What You Should Know Before Calling Trump 'Mentally Ill'
I get it. Trump has come out this month with comments inciting even more stigma around an already marginalized community. Blaming mental illness for violence, lumping together the words “mental illness” and “hatred” as if they are one in the same and now calling for the involuntary confinement people with mental illnesses. It’s been a rough week for those of us in the mental illness community. And we don’t need to repeat all the statistics that there is no correlation between mental illness and gun violence, or that we are much more likely to be the victim of violence than the ones perpetuating it.
But to those of you who aren’t actually in the mental illness community, please educate yourself before “clapping back” at Trump by saying he has a mental illness.

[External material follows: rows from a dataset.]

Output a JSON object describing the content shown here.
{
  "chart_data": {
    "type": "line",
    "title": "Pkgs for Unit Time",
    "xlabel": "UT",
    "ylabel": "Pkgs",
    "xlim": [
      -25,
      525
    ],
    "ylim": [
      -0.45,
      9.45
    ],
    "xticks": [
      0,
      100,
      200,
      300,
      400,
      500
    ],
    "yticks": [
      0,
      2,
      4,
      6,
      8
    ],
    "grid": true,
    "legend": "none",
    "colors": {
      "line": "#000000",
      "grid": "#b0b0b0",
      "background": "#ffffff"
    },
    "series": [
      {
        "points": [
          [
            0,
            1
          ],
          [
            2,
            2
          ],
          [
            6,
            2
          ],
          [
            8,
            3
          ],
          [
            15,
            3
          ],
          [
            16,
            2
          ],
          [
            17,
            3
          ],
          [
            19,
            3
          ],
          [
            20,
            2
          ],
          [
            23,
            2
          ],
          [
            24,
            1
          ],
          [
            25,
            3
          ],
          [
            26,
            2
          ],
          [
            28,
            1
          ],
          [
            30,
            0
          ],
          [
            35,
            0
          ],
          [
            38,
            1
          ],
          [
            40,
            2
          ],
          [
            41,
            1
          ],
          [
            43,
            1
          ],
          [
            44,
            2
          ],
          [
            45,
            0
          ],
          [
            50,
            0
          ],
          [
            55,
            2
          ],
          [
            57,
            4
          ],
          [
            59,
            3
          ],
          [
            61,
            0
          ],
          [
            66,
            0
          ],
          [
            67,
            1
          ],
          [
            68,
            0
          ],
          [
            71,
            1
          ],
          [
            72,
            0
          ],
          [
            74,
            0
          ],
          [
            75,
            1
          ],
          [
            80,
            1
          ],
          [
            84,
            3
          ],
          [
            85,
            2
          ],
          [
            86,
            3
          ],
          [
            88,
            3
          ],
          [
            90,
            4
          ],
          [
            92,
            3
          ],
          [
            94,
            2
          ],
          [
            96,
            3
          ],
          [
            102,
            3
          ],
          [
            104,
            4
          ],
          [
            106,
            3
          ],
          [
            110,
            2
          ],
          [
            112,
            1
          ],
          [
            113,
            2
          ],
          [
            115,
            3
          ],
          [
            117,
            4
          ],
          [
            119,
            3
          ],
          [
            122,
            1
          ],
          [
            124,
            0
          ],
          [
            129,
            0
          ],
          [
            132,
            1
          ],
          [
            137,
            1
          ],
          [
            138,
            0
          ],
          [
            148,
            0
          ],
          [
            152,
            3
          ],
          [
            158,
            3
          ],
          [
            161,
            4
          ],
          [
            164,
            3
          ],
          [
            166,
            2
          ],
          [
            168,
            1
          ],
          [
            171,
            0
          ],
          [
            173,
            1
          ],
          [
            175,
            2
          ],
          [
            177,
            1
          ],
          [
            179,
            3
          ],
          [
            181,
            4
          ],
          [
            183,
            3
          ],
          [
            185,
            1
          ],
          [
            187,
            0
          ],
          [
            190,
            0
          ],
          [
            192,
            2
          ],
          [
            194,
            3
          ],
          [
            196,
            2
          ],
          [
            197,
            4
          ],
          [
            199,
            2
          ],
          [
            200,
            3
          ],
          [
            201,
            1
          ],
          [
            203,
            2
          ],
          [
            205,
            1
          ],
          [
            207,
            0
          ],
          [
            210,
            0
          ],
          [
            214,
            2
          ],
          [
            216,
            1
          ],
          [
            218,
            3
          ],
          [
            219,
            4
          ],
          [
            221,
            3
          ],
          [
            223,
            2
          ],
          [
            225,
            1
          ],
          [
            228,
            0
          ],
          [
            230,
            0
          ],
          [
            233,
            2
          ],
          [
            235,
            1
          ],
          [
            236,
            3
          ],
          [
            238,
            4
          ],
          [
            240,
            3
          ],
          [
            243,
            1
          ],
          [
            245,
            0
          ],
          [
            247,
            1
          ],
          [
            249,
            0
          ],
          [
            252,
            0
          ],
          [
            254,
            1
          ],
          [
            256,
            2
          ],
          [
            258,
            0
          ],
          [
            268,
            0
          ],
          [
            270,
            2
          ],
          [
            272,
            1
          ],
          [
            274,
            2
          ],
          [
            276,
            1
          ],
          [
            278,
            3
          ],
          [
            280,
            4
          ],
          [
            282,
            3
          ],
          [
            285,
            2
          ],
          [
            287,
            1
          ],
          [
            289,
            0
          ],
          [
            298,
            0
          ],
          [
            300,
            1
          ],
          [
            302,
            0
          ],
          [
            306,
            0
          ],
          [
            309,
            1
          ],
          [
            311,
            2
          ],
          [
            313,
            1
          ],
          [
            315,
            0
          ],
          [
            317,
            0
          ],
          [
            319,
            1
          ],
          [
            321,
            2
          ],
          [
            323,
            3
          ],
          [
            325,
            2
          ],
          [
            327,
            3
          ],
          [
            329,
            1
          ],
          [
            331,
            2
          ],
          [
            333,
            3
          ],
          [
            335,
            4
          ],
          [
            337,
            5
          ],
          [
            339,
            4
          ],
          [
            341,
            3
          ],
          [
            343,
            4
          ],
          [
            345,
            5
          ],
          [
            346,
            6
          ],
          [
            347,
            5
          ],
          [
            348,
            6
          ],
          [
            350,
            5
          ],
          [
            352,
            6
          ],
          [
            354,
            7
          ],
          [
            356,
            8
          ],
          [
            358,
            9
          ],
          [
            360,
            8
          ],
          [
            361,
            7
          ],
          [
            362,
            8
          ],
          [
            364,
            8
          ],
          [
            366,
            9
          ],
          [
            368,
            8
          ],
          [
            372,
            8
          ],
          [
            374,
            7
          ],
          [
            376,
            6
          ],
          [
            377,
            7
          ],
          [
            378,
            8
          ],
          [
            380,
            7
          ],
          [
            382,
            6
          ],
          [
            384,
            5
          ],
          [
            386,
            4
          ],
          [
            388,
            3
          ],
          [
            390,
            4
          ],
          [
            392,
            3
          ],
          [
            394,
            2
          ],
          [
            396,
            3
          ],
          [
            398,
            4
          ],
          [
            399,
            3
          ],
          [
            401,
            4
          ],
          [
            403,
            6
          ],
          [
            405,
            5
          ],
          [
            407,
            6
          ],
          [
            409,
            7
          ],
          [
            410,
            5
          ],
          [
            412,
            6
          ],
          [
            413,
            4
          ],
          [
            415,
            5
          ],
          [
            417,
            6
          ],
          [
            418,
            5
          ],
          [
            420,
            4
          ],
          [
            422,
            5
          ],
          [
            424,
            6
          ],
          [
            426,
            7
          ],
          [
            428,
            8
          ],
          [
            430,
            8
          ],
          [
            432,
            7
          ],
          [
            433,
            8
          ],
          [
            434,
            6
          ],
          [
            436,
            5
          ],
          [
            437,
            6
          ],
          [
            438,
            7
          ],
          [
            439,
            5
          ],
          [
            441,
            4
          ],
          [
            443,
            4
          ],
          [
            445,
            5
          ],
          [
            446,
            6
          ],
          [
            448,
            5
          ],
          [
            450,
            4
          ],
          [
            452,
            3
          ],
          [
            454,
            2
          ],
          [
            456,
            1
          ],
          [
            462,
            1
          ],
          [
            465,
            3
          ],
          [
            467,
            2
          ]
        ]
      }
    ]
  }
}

When you do so, you are part of the problem. You are perpetuating negative stigma and stereotypes associated with mentally ill individuals.
First, this generally is said in the form of a joke. It’s done for laughs. And this implies there is something funny about saying someone has a mental illness when that person has never been diagnosed. That’s perpetuating that there is something wrong with having a mental illness — that it’s “funny” or an insult of some sorts. It’s not funny.
Second, you are equating bad behavior with mental illness. You are saying that the bad things he does are because of a mental illness. Now, you are further perpetuating negative stereotypes associating with mental illness, and implying that people who do bad things must be mentally ill. Or, that mental illness is responsible for the negative things he does. There is a massive difference between hatred and mental illness. Just like Trump saying that perpetrators of violence do it because of mental illness, you are now saying that he acts that way because of some mental illness.
I know when we see people do bad things, it’s really hard to believe that someone in their “right mind” can do something bad. We want to find some explanation for how someone can act in a way that goes beyond anything we would ever do. But the answer is not to blame mental illness. There really are just bad people out there, and the more we equate badness with mental illness, the more we are stigmatizing those of us who are suffering from illnesses that are completely beyond our own control.